The outcome of the price review will allow a company to begin work in earnest on how it plans to convert wholesale revenue into wholesale tariffs. This is not easy! Indeed it shouldn't be underestimated just how difficult this is likely to be - requiring the correct allocation of bad debt, working capital and indirect costs (such as the customer-facing costs of incidents) to different classes of customer. If a company gets these sums wrong it could make some of its customers unduly attractive to its competitors. This could result in the loss of profitable customers, the retention of unprofitable ones and losses in the retail business. Clearly this is not an attractive outcome (especially as companies are not able to exit the retail space).

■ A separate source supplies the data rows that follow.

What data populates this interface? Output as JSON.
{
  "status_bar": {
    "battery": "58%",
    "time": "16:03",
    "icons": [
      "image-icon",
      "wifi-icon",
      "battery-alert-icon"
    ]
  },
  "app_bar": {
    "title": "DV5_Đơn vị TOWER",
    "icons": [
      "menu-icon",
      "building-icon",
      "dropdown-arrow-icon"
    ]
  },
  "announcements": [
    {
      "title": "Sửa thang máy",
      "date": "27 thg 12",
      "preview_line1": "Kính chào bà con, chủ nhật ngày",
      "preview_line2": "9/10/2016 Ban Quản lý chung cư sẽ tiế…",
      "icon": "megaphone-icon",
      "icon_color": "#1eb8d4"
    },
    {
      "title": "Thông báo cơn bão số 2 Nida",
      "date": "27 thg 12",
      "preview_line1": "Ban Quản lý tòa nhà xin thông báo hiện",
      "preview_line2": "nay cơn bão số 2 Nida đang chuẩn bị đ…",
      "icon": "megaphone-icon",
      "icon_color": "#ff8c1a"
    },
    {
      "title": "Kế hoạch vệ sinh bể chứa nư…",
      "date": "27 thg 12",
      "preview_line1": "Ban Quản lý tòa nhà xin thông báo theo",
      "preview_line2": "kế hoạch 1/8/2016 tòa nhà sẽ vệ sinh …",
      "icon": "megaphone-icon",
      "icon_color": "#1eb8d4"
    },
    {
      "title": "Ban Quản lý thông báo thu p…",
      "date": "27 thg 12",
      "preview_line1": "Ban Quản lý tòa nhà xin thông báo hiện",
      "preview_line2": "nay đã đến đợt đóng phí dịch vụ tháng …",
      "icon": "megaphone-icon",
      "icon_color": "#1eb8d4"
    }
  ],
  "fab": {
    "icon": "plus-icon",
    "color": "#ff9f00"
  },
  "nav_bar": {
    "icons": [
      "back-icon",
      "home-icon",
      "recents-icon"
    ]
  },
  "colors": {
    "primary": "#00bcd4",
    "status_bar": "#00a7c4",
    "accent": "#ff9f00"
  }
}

A third code, the Market Code, will also then need to be put in place. It has three broad functions: to define the procedures for registering customers to a supplier, to calculate how much market participants owe to the wholesaler, and to set out the rules for the overall governance of the market (as well as how these can be changed). The first two of these functions are carried out by the CMA in Scotland. Their systems cannot be finalised until the wholesale tariff structure has been designed.
So is legal change a major constraint? Almost certainly not! Most, if not all, of what needs doing this side of the price review could be done (and have real value) as a regulatory initiative.
As to what might be required in actual legislation, key is losing the cost principle and ensuring that multi-lateral arrangements are possible. But the constraint is simply that these elements are commenced in the year or so before market opening. Indeed that is what happened in Scotland!